Contributions to Cafeteria Plans

In determining the affordability of coverage, the final regulations provide that an employee's required contribution is reduced by employer contributions made under a cafeteria plan if the employee may:
  • Not choose to receive the amount as a taxable benefit.
  • Use the amount to pay for MEC.
  • Use the amount solely to pay for medical care (as defined under 26 U.S.C. § 213).
In explaining this rule, the IRS reasoned that if an employee may use nontaxable employer contributions to a cafeteria plan to pay for MEC and only to pay for medical expenses:
  • This represents a real reduction in the employee's cost of purchasing MEC.
  • It is therefore appropriate to treat the amounts as a reduction in the employee's required contribution.
In contrast, if an employee's use of nontaxable employer contributions to a cafeteria plan is not restricted to medical expenses, it cannot be assumed that the employee will use the contribution to buy MEC.

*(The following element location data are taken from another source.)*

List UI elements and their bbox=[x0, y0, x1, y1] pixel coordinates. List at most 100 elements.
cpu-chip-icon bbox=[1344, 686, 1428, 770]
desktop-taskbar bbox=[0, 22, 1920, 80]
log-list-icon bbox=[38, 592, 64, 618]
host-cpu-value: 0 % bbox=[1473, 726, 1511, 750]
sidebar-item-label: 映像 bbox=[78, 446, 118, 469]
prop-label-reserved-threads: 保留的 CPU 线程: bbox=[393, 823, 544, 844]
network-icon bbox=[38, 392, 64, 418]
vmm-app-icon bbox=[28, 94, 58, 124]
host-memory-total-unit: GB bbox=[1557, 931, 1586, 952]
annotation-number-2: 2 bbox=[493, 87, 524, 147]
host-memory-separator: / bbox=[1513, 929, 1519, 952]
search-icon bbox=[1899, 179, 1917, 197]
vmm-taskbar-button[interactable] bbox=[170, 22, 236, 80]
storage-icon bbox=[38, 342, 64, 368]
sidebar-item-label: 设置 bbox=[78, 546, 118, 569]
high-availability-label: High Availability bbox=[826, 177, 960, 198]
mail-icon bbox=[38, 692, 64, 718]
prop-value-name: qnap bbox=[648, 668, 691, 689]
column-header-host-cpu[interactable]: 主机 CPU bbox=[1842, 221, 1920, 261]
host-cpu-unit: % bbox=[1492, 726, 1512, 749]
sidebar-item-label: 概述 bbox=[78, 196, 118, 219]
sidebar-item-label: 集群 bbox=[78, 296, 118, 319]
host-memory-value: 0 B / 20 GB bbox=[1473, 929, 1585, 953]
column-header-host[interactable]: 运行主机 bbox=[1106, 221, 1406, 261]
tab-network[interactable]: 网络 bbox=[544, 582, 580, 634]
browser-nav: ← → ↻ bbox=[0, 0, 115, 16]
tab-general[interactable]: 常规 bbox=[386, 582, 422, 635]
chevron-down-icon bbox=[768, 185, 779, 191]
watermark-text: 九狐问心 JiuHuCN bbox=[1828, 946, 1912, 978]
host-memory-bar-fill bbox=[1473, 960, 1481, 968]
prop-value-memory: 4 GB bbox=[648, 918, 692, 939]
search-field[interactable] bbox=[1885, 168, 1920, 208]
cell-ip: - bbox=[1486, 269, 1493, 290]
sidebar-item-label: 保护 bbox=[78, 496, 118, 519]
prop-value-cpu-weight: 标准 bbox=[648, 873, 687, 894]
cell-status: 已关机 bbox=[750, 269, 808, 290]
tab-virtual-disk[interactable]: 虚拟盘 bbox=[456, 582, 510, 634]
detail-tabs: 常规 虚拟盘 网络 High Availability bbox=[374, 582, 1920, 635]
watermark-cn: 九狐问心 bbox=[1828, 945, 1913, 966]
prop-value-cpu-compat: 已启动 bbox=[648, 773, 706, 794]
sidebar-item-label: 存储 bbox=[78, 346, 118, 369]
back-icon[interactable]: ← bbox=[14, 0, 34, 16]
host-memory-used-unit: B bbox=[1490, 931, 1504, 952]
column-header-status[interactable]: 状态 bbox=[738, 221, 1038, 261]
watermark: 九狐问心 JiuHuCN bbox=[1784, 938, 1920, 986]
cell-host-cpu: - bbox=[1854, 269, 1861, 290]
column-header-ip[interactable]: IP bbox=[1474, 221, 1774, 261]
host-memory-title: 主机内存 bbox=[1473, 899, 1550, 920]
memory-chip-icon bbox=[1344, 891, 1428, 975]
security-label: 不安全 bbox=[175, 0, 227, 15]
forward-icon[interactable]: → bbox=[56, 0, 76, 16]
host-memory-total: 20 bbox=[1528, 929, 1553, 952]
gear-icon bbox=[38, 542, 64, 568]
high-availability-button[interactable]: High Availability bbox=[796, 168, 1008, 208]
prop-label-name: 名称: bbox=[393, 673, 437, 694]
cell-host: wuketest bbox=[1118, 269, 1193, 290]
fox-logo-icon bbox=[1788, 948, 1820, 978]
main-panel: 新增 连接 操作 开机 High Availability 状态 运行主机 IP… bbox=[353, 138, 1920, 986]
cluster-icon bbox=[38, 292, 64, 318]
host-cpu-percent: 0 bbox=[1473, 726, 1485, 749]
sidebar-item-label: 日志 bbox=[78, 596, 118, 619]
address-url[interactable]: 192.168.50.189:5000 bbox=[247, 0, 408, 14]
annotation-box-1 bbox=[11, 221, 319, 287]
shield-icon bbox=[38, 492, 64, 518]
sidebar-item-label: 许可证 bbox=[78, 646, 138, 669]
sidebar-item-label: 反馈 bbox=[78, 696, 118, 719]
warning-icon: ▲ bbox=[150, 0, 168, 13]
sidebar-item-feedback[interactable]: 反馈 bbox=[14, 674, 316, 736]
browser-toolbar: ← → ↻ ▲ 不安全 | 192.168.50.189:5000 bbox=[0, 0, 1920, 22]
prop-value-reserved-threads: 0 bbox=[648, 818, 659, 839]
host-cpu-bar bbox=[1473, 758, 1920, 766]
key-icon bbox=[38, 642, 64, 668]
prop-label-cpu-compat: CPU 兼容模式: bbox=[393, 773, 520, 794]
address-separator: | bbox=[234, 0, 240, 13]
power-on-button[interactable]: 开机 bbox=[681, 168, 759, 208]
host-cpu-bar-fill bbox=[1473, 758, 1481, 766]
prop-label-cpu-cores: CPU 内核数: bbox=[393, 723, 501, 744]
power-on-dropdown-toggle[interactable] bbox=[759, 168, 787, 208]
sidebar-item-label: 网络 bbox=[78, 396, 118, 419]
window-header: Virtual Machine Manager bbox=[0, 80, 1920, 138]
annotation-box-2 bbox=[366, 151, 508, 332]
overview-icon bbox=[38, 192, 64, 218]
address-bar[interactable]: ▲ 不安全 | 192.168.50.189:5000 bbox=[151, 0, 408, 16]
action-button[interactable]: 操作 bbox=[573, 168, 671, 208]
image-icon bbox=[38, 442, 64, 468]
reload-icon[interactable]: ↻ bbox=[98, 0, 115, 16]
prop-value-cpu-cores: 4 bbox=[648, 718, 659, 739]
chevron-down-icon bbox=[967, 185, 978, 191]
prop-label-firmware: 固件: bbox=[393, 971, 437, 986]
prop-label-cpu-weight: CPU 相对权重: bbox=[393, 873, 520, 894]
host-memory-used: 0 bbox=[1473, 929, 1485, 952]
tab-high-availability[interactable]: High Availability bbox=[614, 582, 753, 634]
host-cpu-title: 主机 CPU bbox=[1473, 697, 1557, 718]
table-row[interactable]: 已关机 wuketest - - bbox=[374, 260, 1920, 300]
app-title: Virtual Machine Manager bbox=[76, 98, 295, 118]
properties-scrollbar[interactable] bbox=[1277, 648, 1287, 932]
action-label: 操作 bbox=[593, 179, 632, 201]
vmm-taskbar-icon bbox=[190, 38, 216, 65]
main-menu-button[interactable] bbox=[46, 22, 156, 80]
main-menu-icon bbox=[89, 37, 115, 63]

Contributions to Health Reimbursement Arrangements

Under the final regulations, amounts that are newly made available for the current plan year under a health reimbursement arrangement (HRA) that an employee may use to pay premiums (or to pay cost-sharing or benefits not covered by the primary plan in addition to premiums) are counted toward the employee's required contribution if the HRA would be integrated (under IRS Notice 2013-54) with an eligible employee-sponsored plan for an employee enrolled in the plan. The employer plan and the HRA must be offered by the same employer. For a discussion of the Notice 2013-54 integration rules, see Legal Update, Guidance Addresses the ACA's Impact on EAPs, HRAs and Health FSAs.
Employer contributions to an HRA count towards an employee's required contribution only to the extent that the annual contribution amount is either:
  • Required under the plan terms.
  • Otherwise determinable within a reasonable time before the employee must decide whether to enroll in the eligible employer-sponsored plan.

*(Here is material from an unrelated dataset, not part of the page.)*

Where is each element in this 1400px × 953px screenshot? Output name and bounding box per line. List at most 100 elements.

Wellness Program Incentives

The proposed regulations provided that, in determining whether coverage under an employer-sponsored plan is affordable for purposes of the individual mandate's affordability exemption, nondiscriminatory wellness program incentives are treated as earned only if the incentives relate to tobacco use (see Practice Note, Wellness Programs). In general, a nondiscriminatory wellness program is one that satisfies standards addressing whether the program is participatory or outcome-based.
The final regulations retain the proposed regulations' rules. As a result, wellness incentives that are:
  • Related to tobacco use are treated as earned in determining affordability.
  • Unrelated to tobacco use are treated as unearned.
The final regulations specifically address the treatment of an incentive when an employee must complete both a wellness program related to tobacco use and one unrelated to tobacco use to receive an incentive. The final regulations clarify that a wellness incentive that includes any component unrelated to tobacco use is treated us unearned. However, if there is an incentive for completing a wellness program unrelated to tobacco use and a separate incentive for completing a program related to tobacco use, then the incentive related to tobacco use may be treated as earned.
Also, the final regulations clarify that wellness program incentives include:
  • Programs that provide a discount or rebate.
  • Programs that impose a surcharge.
  • Participatory and health-contingent wellness programs.